Lastly, there is an ongoing problem due to the relative dearth of data in type 1 diabetes. Although an increased cardiovascular risk is common to both type 1 diabetes and type 2 diabetes, the pathophysiology underlying early atherothrombosis in the former is less well understood than in the latter; likewise, whether the same evidence and findings apply has remained unexplored. Interestingly, in a recent study (22), the authors found that patients with type 1 diabetes and stable glycaemic control display enhanced platelet activation correlating with female gender, and microvascular and oxidative damage. Moreover, aspirin responsiveness is unimpaired in type 1 diabetes, suggesting that metabolic disturbances per se are not related to the altered pharmacodynamics, and thereby indicating a need for further clinical investigations and empirical studies on the efficacy and safety of low-dose aspirin in type 1 diabetes.

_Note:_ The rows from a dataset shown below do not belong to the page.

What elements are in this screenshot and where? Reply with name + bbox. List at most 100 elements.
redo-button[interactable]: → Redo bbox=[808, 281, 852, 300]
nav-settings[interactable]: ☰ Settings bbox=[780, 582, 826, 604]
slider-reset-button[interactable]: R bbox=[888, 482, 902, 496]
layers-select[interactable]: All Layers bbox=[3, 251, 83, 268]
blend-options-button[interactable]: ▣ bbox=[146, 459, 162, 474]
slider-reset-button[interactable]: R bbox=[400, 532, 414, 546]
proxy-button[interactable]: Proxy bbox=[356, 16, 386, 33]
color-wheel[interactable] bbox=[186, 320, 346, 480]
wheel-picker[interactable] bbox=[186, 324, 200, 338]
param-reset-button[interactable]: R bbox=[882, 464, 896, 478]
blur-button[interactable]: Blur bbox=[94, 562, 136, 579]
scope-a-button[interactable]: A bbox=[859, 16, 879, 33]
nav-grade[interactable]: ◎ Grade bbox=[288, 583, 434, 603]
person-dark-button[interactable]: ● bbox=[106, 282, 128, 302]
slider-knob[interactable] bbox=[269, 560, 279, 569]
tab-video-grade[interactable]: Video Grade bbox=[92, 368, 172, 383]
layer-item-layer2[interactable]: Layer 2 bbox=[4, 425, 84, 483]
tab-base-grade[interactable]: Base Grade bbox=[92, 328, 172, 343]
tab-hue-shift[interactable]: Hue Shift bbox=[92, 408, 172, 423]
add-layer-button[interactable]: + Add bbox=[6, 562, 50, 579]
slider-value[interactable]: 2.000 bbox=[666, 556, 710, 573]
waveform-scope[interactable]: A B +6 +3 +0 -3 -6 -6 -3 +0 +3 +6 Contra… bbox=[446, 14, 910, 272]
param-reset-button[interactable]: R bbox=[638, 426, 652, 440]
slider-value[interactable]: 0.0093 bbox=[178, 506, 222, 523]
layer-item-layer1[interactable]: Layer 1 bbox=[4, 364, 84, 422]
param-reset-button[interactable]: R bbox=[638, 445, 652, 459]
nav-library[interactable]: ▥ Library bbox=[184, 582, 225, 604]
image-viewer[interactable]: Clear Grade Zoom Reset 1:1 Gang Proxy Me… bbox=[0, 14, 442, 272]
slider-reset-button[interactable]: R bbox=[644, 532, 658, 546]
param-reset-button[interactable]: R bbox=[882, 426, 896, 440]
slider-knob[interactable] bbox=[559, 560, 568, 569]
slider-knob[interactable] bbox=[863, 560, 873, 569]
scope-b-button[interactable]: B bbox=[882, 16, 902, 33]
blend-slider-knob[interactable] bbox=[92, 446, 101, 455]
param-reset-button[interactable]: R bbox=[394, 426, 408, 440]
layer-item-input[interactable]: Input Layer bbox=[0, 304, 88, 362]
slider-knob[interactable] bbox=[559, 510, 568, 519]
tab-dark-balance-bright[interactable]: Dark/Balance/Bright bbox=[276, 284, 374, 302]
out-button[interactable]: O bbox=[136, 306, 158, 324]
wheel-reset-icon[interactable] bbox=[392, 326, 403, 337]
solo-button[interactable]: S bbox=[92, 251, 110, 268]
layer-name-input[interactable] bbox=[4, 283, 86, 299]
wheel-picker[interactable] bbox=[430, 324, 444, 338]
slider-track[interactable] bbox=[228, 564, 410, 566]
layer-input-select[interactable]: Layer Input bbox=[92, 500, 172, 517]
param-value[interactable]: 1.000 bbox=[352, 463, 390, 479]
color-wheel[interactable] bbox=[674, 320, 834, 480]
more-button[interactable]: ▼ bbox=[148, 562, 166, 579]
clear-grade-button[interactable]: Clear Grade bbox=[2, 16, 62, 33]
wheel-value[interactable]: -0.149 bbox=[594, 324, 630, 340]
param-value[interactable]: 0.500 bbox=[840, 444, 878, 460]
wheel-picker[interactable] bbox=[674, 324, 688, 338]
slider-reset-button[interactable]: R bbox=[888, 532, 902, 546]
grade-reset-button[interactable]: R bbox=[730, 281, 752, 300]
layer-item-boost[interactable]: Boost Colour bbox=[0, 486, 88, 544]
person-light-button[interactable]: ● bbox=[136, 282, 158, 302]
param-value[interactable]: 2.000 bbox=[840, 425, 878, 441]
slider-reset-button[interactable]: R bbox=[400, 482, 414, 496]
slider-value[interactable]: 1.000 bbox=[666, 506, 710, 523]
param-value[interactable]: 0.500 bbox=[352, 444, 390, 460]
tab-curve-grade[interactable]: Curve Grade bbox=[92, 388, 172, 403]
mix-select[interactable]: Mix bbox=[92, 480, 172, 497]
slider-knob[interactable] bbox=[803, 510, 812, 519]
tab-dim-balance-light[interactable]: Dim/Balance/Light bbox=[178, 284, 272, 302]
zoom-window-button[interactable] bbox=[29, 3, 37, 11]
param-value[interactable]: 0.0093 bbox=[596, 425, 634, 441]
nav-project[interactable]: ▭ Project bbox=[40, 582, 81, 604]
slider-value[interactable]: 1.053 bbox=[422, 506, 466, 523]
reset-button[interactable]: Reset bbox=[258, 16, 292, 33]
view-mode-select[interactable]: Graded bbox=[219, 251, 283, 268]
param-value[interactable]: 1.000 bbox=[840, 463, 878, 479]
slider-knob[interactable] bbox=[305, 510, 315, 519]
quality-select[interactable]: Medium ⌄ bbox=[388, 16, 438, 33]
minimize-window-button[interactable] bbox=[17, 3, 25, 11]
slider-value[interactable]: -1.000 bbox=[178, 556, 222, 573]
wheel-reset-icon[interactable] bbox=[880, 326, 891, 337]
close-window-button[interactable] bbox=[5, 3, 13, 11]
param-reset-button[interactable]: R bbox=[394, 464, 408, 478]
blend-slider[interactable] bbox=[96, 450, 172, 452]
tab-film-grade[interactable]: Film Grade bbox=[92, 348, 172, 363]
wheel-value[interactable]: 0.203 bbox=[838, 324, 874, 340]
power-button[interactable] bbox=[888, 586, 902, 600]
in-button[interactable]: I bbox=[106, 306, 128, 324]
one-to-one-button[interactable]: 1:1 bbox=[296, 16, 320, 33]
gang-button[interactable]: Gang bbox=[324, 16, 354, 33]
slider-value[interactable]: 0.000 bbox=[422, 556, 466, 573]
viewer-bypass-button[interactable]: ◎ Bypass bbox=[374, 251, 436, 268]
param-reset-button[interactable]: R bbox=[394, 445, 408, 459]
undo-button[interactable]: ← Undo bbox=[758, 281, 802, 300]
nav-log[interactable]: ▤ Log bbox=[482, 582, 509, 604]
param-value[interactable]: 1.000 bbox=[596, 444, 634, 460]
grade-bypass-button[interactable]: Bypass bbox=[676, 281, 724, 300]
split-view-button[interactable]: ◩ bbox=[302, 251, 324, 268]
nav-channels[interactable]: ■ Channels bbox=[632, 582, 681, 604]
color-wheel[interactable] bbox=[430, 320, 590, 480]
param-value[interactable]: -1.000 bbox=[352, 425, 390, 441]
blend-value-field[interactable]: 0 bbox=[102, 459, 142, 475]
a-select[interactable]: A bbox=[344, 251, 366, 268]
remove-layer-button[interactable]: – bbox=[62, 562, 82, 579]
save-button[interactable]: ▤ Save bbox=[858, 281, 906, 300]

In conclusion, as the advantage of aspirin in patients with cardiovascular disease clearly outweighs the risk of bleeding, making its role in secondary prevention undisputable, and given the post-trial follow-up of the JPAD study (10), including observations during and after the trial over more than a decade (mean duration) indicating that long-term therapy with low-dose aspirin is not associated with fewer cardiovascular events in Japanese type 2 diabetes patients in a primary-prevention setting, but is linked to and significantly increases the incidence of gastrointestinal bleeding, it is essential to take into account that, albeit only a humble benefit has been confirmed in primary prevention, the bargain of aspirin initiation vs. the augmented risk of intracranial and gastrointestinal bleeds is more ambiguous in patients with no overt cardiovascular disease (23). There is a general consensus across clinical guidelines that aspirin in primary prevention should be highly personalized and founded on an assessment of the given patient’s benefit-risk ratio, and on a clinician-patient discussion of the potential benefits, potential harms and patient’s preferences (23). While patients with diabetes are at a heightened risk of cardiovascular disease, the simple presence of diabetes is seemingly not sufficient for aspirin to award an advantage that considerably counteracts the risk of bleeding (23). However, additional evidence on this issue is essential, and the currently ongoing clinical trials were designed to meaningfully address whether diabetes is a modifier of net benefit of aspirin in patients free of overt cardiovascular disease (23).
Conflicts of Interest: The authors have no conflicts of interest to declare.